O racismo no futebol tem uma chance de acabar se Pelé ficar calado

Atualizado em 19 de novembro de 2014 às 16:16
Dançando lambada
Dançando lambada

 

Lembrei de Pelé ao ler uma citação do escritor Albert Camus. Está no livro “O Mito de Sísifo” e diz que “um homem é mais homem pelas coisas que silencia do que pelas que diz”.  Pelé mais uma vez silenciou sobre um caso de agressão racista no futebol – desta vez foi a já emblemática ofensa sofrida por Daniel Alves, do Barcelona.

Quer dizer, o silêncio não foi literal. Ao ser perguntado sobre a provocação, deu um passe de canela. “Racismo não é no futebol, tem em todos os setores da sociedade há muito tempo. O que não podemos deixar é uma coisa tão banal, de um carinha que jogou uma banana, e fazer do limão uma limonada”, disse o Rei do Futebol.

Mas relevar uma agressão racista chamando-a de “banal” e a repercussão do fato de “tempestade em copo d’água” é o mesmo que calar-se e desviar o olhar de um problema que só tem crescido no futebol profissional. Vindo de umas das personalidades negras mais conhecidas do mundo, é nocivo, deletério para o combate ao preconceito racial.
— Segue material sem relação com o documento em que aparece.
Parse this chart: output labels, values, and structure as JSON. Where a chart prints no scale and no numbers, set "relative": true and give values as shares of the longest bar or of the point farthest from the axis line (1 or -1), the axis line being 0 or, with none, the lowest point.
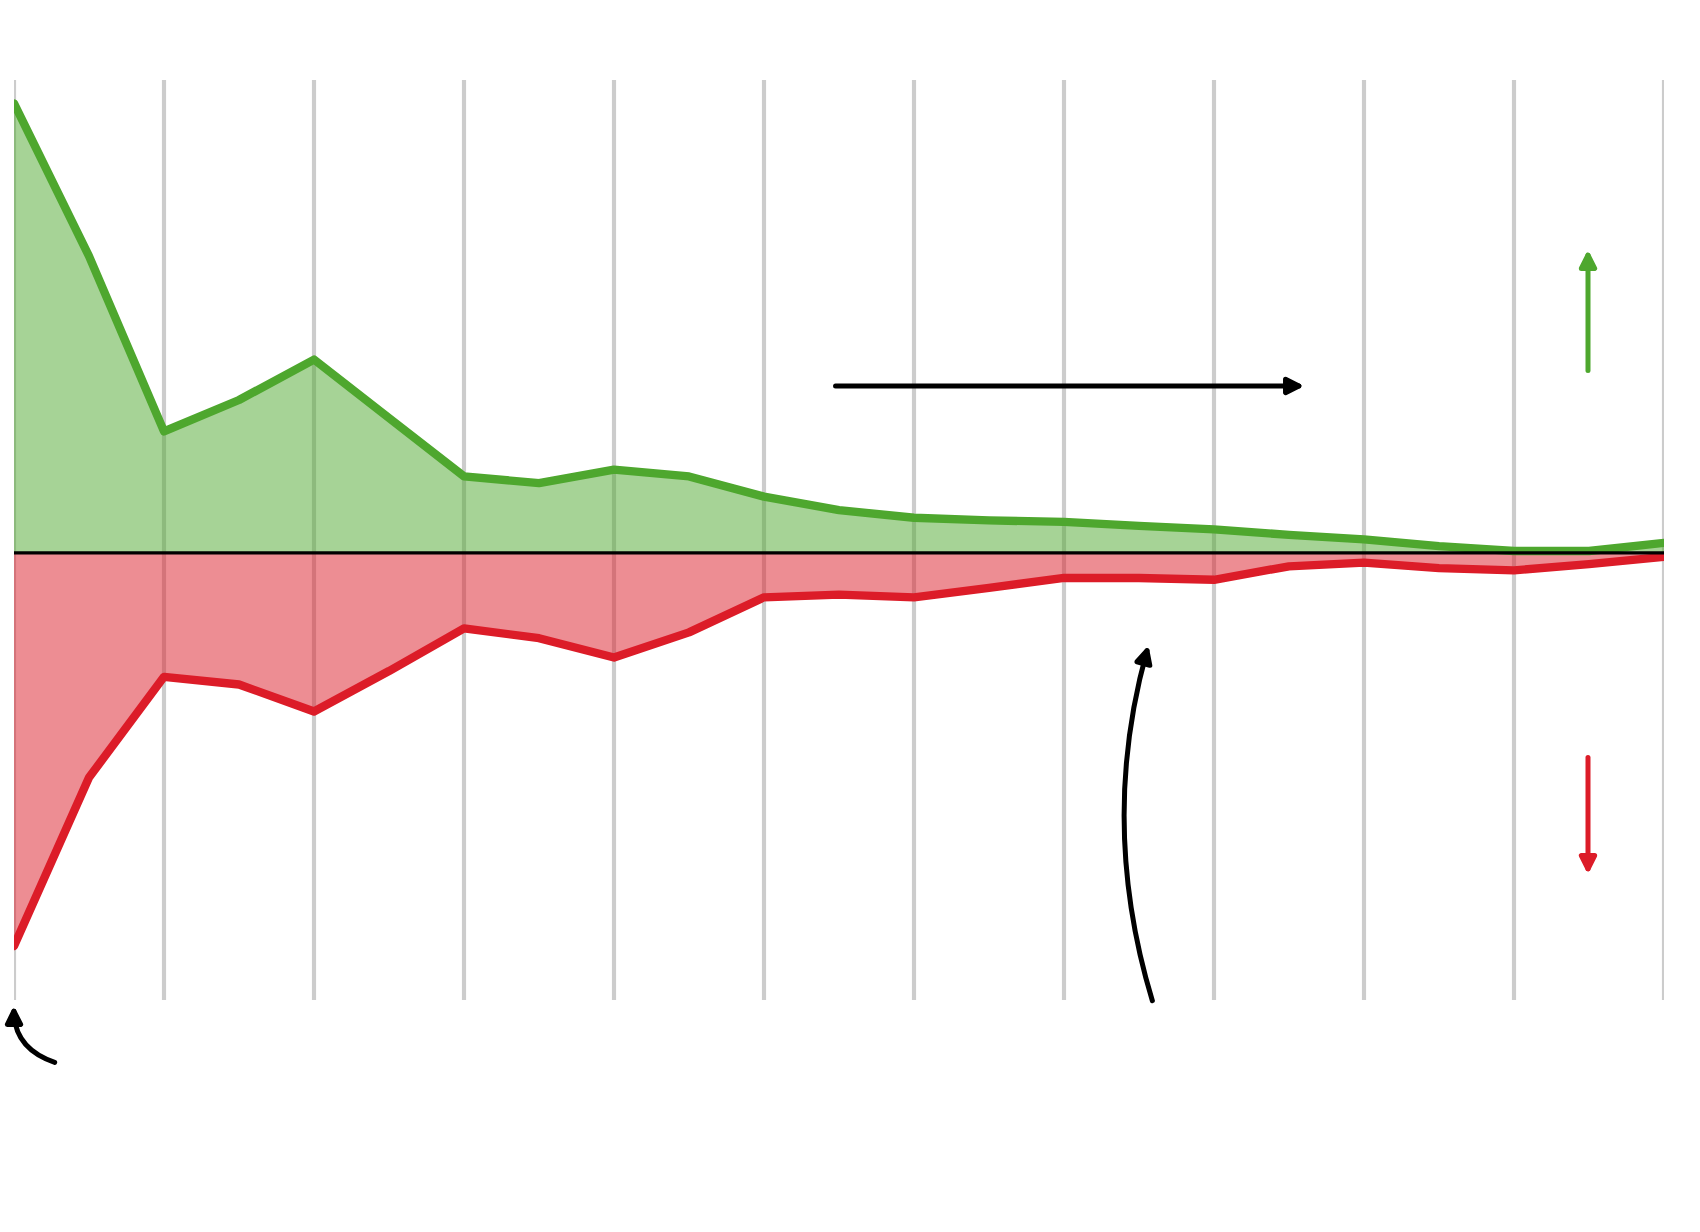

Pelé disse que em seu tempo “jogavam jaca, manga”. Simbolismos à parte, levar uma manga na cabeça deve doer mais que uma bananada. Jaca, então, melhor nem imaginar. Comparando essas frutas à que arremessaram em Daniel Alves, Pelé minimiza o insulto ocorrido no estádio do Villarreal e outros tantos, como os sofridos pelo lateral Roberto Carlos, anos atrás, e Yaya Touré, do Manchester City.

Embora não tenha recebido mangas ou jacas na cabeça, Touré seguiu o caminho oposto ao de Pelé e ameaça liderar um boicote de jogadores negros na Copa de 2018. A Rússia, país sede, é um dos principais palcos de episódios racistas no futebol.

Na luta pelo fim do racismo, o meio-campista nascido na Costa do Marfim tabela com um dos carrascos do Brasil na Copa da França, em 1998. Ex-zagueiro, o francês Lilian Thuram criou uma fundação cujo objetivo é erradicar o racismo por meio da educação.

Se fosse possível somar os talentos futebolísticos de Touré e Thuram não teríamos um terço da habilidade que Pelé teve dentro do campo. Fora das quatro linhas, com a militância dos dois, o jogo muda. Pelé vira um perna de pau clássico, dos que só entram para completar a pelada na várzea.